If you’re thinking right now that this doesn’t make any sense, I agree. This power is not especially interested in making sense—it’s interested in making new. And it’s important to remember that we, too, are part of the new creation, that we are being brought forth, continuously, from the inside out.

Always In-Between

Green hills in California never last long enough to achieve that deep, lush color found in the Midwest or Seattle. The green remains bright, almost electric, for about three months, and then it begins to fade. And I begin to hang on, as if I could hold the season still by wishing it so.

First the hue ebbs, as if nature has changed to using watercolors, and then patches of brown begin to appear. Then one day, as happened this week, it shifts. The hills turn golden. The oak trees with their dusky leaves stand out against the grass gone to seed and the landscape is beautiful again.

Of course it probably never lost its beauty, but that transition time is so hard, not because of anything inherent to it but because I want what is gone and fear what is to come.

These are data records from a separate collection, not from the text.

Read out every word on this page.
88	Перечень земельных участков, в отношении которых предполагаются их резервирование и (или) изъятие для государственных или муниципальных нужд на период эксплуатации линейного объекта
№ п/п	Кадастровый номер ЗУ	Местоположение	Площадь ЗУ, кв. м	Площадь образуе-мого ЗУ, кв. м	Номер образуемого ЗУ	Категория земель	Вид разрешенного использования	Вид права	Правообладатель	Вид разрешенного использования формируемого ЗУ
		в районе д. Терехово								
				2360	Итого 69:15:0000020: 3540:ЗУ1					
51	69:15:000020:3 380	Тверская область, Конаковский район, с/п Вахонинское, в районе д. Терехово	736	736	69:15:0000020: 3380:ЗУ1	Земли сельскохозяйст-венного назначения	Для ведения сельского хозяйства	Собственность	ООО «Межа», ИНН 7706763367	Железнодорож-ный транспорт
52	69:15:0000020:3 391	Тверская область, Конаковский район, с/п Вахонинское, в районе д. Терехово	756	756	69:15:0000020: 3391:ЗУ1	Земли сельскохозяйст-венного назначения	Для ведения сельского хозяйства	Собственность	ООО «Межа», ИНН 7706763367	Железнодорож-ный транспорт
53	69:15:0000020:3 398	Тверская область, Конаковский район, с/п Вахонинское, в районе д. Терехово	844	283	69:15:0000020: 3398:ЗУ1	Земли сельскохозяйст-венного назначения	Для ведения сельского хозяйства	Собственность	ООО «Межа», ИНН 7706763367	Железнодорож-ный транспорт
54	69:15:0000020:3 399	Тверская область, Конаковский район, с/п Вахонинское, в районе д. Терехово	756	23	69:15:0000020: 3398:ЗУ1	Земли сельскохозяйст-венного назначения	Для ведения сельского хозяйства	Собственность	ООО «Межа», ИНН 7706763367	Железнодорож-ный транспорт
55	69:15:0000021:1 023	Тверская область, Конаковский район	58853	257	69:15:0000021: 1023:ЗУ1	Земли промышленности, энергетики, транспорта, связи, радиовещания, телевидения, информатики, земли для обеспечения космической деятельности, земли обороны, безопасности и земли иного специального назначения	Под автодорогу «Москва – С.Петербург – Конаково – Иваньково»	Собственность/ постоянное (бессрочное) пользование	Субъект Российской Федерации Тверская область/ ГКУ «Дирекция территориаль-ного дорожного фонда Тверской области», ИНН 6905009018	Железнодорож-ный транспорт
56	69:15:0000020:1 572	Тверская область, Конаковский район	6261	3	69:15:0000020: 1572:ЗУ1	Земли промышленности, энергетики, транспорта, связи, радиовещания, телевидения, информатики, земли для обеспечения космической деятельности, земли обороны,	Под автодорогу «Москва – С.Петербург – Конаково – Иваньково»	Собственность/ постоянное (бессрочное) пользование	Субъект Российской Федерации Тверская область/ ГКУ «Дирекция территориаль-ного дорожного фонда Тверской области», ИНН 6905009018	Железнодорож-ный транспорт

Life is so often like this. Transition is so often difficult.

Perhaps the indefinability of in-between times upsets our footing or the reality of something new coming into being demands dance steps we don’t know. Or maybe during these times we are forced to pay attention to the transition we are always in, from the cellular level on up. If we stopped wanting to return or skip ahead, would these times be easier?

Neither regret nor fear exist in the present. They are a relationship we create with what has passed or what is to come. I’m not suggesting that if we achieved mass enlightenment, we’d no longer need to mourn. But if we could embrace our transitions, we might find beauty where before we saw only hardship.

Here is a poem by Naomi Shihab Nye that wonders about this type of thing. I found it on the Poetry Foundation website, which is a wonderful place to visit.

Trying to Name What Doesn’t Change
By Naomi Shihab Nye

Roselva says the only thing that doesn’t change
is train tracks. She’s sure of it.
The train changes, or the weeds that grow up spidery
by the side, but not the tracks.
I’ve watched one for three years, she says,
and it doesn’t curve, doesn’t break, doesn’t grow.

Peter isn’t sure. He saw an abandoned track
near Sabinas, Mexico, and says a track without a train
is a changed track. The metal wasn’t shiny anymore.
The wood was split and some of the ties were gone.

Every Tuesday on Morales Street
butchers crack the necks of a hundred hens.
The widow in the tilted house
spices her soup with cinnamon.
Ask her what doesn’t change.

Stars explode.
The rose curls up as if there is fire in the petals.
The cat who knew me is buried under the bush.

The train whistle still wails its ancient sound
but when it goes away, shrinking back
from the walls of the brain,
it takes something different with it every time.